A. Tai Chi, or Taiji, is known as meditation in motion and is closely related to Qi Gong. Both meditation and certain types of Qi Gong follow a "top-down" approach, with the mind initiating the meditative state or the mind initiating the Qi flow.
Tai Chi follows more of a "bottom up" approach. It is the movement with the Internal Discipline that plays an important role in influencing the mental state of the practitioner. In order to perform the internal movements, the beginner must focus intensely inward trying to communicate with the long neglected nervous system in the torso. When the student becomes a proficient practitioner, playing the form becomes subconscious without the need to think. The mind is clear, except for the enjoyable sensation of internal energy flowing and stretching at the yin and yang junction. It is important to learn the Tai Chi form rigorously, so this sensation can circulate continuously in the body without break. Any fault in the form will break the continuity of the circulating Qi.

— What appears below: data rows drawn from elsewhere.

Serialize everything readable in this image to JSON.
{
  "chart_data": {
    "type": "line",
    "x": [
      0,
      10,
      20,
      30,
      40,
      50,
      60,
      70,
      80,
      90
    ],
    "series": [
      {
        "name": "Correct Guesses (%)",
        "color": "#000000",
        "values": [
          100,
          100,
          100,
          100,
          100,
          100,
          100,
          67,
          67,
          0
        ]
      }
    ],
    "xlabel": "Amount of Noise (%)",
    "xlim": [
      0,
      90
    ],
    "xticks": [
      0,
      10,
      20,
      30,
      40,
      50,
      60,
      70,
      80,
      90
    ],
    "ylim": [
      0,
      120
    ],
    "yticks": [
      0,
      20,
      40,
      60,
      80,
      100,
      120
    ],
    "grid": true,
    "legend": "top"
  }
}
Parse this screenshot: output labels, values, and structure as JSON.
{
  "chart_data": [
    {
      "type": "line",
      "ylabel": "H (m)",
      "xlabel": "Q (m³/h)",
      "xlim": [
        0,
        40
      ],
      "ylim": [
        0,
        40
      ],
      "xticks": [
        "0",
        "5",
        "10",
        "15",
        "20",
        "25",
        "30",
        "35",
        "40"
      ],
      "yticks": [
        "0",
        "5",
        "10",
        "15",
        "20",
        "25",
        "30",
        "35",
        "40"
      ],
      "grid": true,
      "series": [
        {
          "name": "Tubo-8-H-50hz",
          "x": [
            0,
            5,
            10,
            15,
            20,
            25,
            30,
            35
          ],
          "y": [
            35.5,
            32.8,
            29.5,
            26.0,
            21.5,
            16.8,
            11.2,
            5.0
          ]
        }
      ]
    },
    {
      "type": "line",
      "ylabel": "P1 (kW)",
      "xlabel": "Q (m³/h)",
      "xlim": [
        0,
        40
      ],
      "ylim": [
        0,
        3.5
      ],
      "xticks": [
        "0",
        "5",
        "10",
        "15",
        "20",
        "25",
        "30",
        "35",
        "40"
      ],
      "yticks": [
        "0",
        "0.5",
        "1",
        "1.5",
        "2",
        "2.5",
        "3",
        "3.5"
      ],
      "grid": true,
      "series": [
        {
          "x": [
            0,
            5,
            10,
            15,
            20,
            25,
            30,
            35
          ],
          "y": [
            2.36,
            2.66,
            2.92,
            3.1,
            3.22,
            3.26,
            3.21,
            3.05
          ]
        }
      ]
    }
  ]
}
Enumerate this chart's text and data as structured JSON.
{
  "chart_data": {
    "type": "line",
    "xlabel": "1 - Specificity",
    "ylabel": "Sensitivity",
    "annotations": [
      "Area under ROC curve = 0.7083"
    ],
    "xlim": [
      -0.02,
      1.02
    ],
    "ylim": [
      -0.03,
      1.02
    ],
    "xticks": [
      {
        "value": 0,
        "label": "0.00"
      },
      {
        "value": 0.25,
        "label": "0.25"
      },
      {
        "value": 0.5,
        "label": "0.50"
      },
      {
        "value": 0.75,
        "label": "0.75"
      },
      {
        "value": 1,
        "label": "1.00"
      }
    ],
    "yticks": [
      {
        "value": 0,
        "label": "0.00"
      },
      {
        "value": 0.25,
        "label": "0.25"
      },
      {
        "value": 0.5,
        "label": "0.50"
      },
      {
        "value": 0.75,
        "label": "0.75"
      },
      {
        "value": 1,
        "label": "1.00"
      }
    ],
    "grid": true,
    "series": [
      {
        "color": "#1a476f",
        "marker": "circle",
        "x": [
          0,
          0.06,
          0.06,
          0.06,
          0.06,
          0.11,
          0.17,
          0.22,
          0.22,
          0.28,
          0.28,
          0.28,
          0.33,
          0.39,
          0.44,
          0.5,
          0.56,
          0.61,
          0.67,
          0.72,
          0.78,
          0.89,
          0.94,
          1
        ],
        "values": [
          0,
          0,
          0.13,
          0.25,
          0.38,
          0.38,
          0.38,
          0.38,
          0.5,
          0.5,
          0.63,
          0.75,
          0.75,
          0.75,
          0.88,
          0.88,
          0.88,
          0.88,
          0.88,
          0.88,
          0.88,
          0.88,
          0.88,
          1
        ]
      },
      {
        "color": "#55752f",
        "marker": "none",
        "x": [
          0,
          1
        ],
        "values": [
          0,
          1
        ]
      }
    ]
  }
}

Q. How long and how often should I practice?
A. You should practice formally for at least 30 minutes every day. One of the advantages of Tai Chi is that it requires very little space to practice. You can do it anywhere. You should also supplement with informal practice. During your spare time, like waiting in a line, you can practice lifting and setting down your foot using Internal Discipline. Or, you can practice the quarter- body movement of the arm while sitting in the car. By taking advantage of these moments for informal practice, you can integrate Tai Chi’s internal movements into your everyday life, improving your skills and reaping the health benefits.
Q. Why do you emphasize "classical" Tai Chi; and not "Wu" Tai Chi?
A. According to my teacher Grand Master Young Wabu, he heard his teacher, the legendary master Wu Chian Chuan said that Wu did not change the Yang Tai Chi learned from the Yang’s. In fact, Wu Chian Chuan emphatically said, "It can not be changed".
The fact is that the knowledge cycle of learning the classical Tai Chi to understand its eventual consequences is very long. To learn the Tai Chi form takes several years to be proficient. To test the effectiveness of what has been learned in actual martial art application takes another few years. To confirm what the health implications are, especially during older age, requires a human generation. Here we have the classical Tai Chi with its numerous components meticulously optimized to satisfy both the requirements of martial art application and health benefits. It must be a multi-generation effort. When Wu Chian Chuan taught my teacher, Tai Chi was already in such an advanced state. One can fully appreciate what he said, "It can not be changed".
Q. The four internal movements shown at the beginning of this web site seem complicated and difficult to learn. How can I learn the entire long form within a reasonable time?
A. The instructional DVD makes the learning process easier. It explains the intent of the movement, both for health or martial art purposes, helping you to understand why a move has to be executed in certain way. The instruction emphasizes the consistencies and common thread among different moves throughout the lessons. You may be able to grasp the essentials of a movement before you can actually perform the move correctly and you can work toward perfecting the move at your own pace.
Once the body is accustomed to several internal moves, it becomes easier to learn other moves. After all, the goal of learning Tai Chi in such rigorous way is to achieve eventual freedom in ones movement, as any movement will naturally and instinctively following the principle of Tai Chi.
I do not want to minimize the time and effort required to learn Classical Tai Chi, but beginners and advanced students alike can see immediate benefits and cherish the enjoyable sensations from internal movements. Although the path of learning may be long and challenging, it is stimulating and rewarding all the way.